Как же мне не хочется сейчас заводить разговор о посредственности в моей жизни… Понимаешь, это слишком серьезно. Мне бы стоило, конечно, сейчас, именно сейчас прояснить, почему все так происходит, почему я ищу опору в посредственности, почему к людям заурядным и красивым я так тянусь и почему заканчивается обычно все это скверно для всех, но, понимаешь, не хочу. Как-то голова не варит. Нет, мне есть что сказать, у меня материала достаточно, но не сейчас. В конце концов, я живу в самых радостных днях моего романа, могу я их не пакостить рассуждениями, а просто жить, как будто снова? Все, не буду. Потом. Пока скажу только, что для меня слово «посредственность» не имеет того отрицательного и горького смысла, который вложил в него Даня. Да, я люблю заурядных людей. Да, я ненавижу немецких романтиков. Я не люблю гофмановых недостижимых юлий и люблю его румяных булочниц. В моем общении с талантами есть что-то безнравственное, что-то от инцеста.
Как хорошо, что сейчас мне некому возразить, а то я что-то распалился. Ну ладно, в общем, потом, ладно? Ты же не обиделся? Наш роман, в конце концов, что хотим, то и пишем. Про посредственность — потом.
На последних словах мы были уже в виду «Первомайской». В метро почти не говорили от шума и усталости. Устали ведь, правда, друг от друга. Мне даже показалось, что Дане хотелось бы, чтобы мы скорее расстались — мне, впрочем, тоже. Я усадил его на освободившееся место, сказав, что сидеть не хочу. Он сел, я кинул на него портфель и повис на руках над ним. Ему хотелось вздремнуть, но на моих глазах он не решался из деликатности. Он повстречался со мной взглядом и мы долго смотрели в глаза друг другу — не оттого, что глазам нашим было что сказать, а от мужского упрямства — кто первый отведет, тот слабак.

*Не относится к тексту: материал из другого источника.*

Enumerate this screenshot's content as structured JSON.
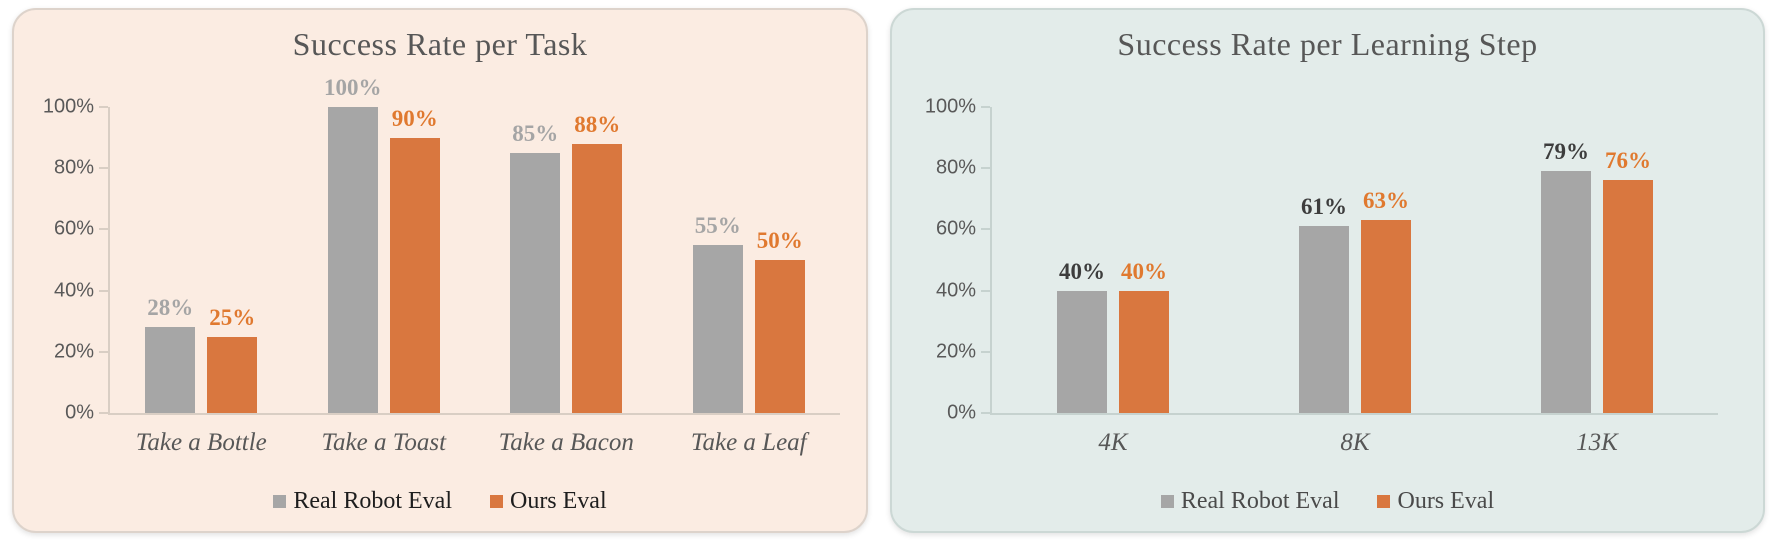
{
  "page": {
    "background_color": "#ffffff"
  },
  "chart_data": [
    {
      "type": "bar",
      "title": "Success Rate per Task",
      "categories": [
        "Take a Bottle",
        "Take a Toast",
        "Take a Bacon",
        "Take a Leaf"
      ],
      "series": [
        {
          "name": "Real Robot Eval",
          "values": [
            28,
            100,
            85,
            55
          ],
          "color": "#a6a6a6",
          "label_color": "#a5a5a5"
        },
        {
          "name": "Ours Eval",
          "values": [
            25,
            90,
            88,
            50
          ],
          "color": "#d9773f",
          "label_color": "#e0792f"
        }
      ],
      "yticks": [
        0,
        20,
        40,
        60,
        80,
        100
      ],
      "ylim": [
        0,
        100
      ],
      "value_suffix": "%",
      "grid": false,
      "legend_position": "bottom",
      "panel_background": "#fbece2",
      "panel_border_color": "#ddd3cb",
      "title_color": "#575757",
      "axis_line_color": "#d9cec4",
      "tick_label_color": "#595959",
      "category_label_color": "#575757",
      "legend_text_color": "#1e1e1e"
    },
    {
      "type": "bar",
      "title": "Success Rate per Learning Step",
      "categories": [
        "4K",
        "8K",
        "13K"
      ],
      "series": [
        {
          "name": "Real Robot Eval",
          "values": [
            40,
            61,
            79
          ],
          "color": "#a6a6a6",
          "label_color": "#3d3d3d"
        },
        {
          "name": "Ours Eval",
          "values": [
            40,
            63,
            76
          ],
          "color": "#d9773f",
          "label_color": "#e0792f"
        }
      ],
      "yticks": [
        0,
        20,
        40,
        60,
        80,
        100
      ],
      "ylim": [
        0,
        100
      ],
      "value_suffix": "%",
      "grid": false,
      "legend_position": "bottom",
      "panel_background": "#e3ecea",
      "panel_border_color": "#ccd8d5",
      "title_color": "#575757",
      "axis_line_color": "#c6d2cf",
      "tick_label_color": "#595959",
      "category_label_color": "#575757",
      "legend_text_color": "#4a4a4a"
    }
  ]
}
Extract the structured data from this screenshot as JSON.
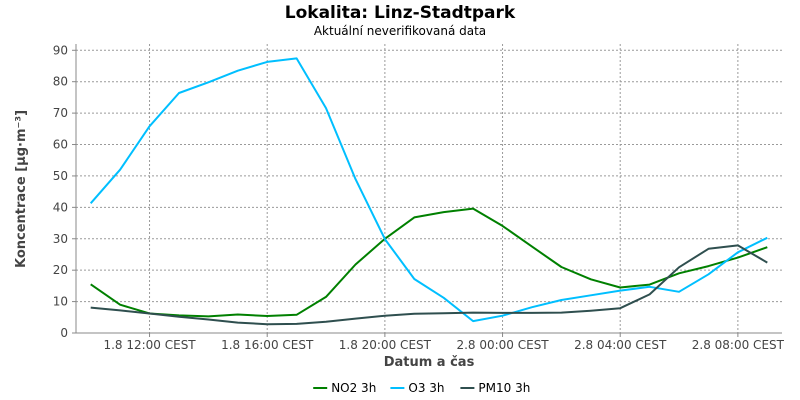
{
  "chart_data": {
    "type": "line",
    "title": "Lokalita: Linz-Stadtpark",
    "subtitle": "Aktuální neverifikovaná data",
    "xlabel": "Datum a čas",
    "ylabel": "Koncentrace [µg·m⁻³]",
    "ylim": [
      0,
      92
    ],
    "yticks": [
      0,
      10,
      20,
      30,
      40,
      50,
      60,
      70,
      80,
      90
    ],
    "x_hours": [
      10,
      11,
      12,
      13,
      14,
      15,
      16,
      17,
      18,
      19,
      20,
      21,
      22,
      23,
      24,
      25,
      26,
      27,
      28,
      29,
      30,
      31,
      32,
      33
    ],
    "xlim": [
      9.5,
      33.5
    ],
    "xticks": [
      {
        "hour": 12,
        "label": "1.8 12:00 CEST"
      },
      {
        "hour": 16,
        "label": "1.8 16:00 CEST"
      },
      {
        "hour": 20,
        "label": "1.8 20:00 CEST"
      },
      {
        "hour": 24,
        "label": "2.8 00:00 CEST"
      },
      {
        "hour": 28,
        "label": "2.8 04:00 CEST"
      },
      {
        "hour": 32,
        "label": "2.8 08:00 CEST"
      }
    ],
    "grid": true,
    "legend_position": "bottom",
    "series": [
      {
        "name": "NO2 3h",
        "color": "#008000",
        "values": [
          15.5,
          9,
          6.2,
          5.6,
          5.3,
          5.9,
          5.4,
          5.8,
          11.5,
          21.8,
          30,
          36.8,
          38.5,
          39.6,
          34.1,
          27.5,
          21,
          17.1,
          14.5,
          15.4,
          19,
          21.3,
          24,
          27.3
        ]
      },
      {
        "name": "O3 3h",
        "color": "#00bfff",
        "values": [
          41.3,
          52,
          65.8,
          76.4,
          79.8,
          83.5,
          86.3,
          87.4,
          71.6,
          49,
          29.9,
          17.2,
          11.2,
          3.8,
          5.5,
          8.2,
          10.5,
          12,
          13.5,
          14.7,
          13.1,
          18.7,
          25.7,
          30.3
        ]
      },
      {
        "name": "PM10 3h",
        "color": "#2f4f4f",
        "values": [
          8.1,
          7.2,
          6.2,
          5.2,
          4.3,
          3.3,
          2.8,
          2.9,
          3.6,
          4.6,
          5.5,
          6.1,
          6.3,
          6.5,
          6.4,
          6.4,
          6.5,
          7.1,
          7.9,
          12.3,
          20.9,
          26.8,
          27.9,
          22.4
        ]
      }
    ]
  }
}
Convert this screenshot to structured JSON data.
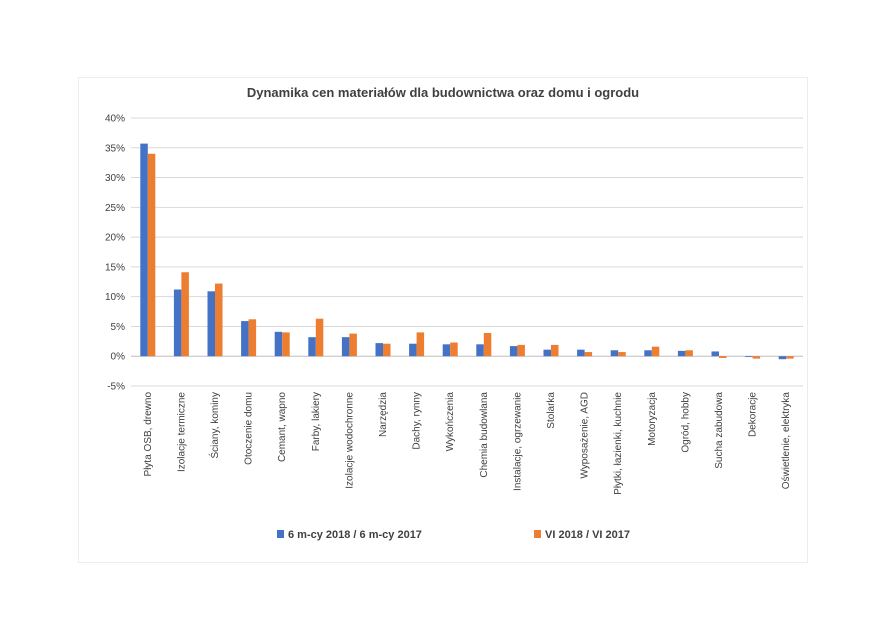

И тут я поразился, какие белые у него белки. Я смотрел с Ободовской фильм «Животное человек». Там показывали, как рекламным «зайчикам» на фотографиях высветляют компьютером белки, чтобы они имели вид подчеркнуто молодой и сексапильный. А у него был белок, словно он уже прошел через компьютер — я таких больше ни у кого не видел или не обращал внимания раньше, не знаю. Но у него в глазах не было ни одной прожилки, ни желтизны (а ведь пьет, собака), они были как специально сделанные кем-то более даровитым, чем Природа.
Помню, сидя все на том же «Кружке», я сказал ему, что не люблю свое лицо за птичье выражение. Потом я поменял несколько гримас, поясняя, что это за звери, и он спросил, на какое животное похож он. Я не мог сравнить его ни с благородным зверем, ни с цветком. Я задумался и сказал: «Вы похожи на человека». Он кивнул, он согласился со мной и сказал об этом. Он был очень похож на человека.
А я на Диогена с фонарем.
И глаза у него были — белки, я имею в виду, я все о них — какие-то внутрь себя влажные. Нет, знаешь, бывают красивые «влажные» глаза, у него-то нет, не такие, они были сухие наружу, но словно как внутрь себя… Я не знаю… как смальта.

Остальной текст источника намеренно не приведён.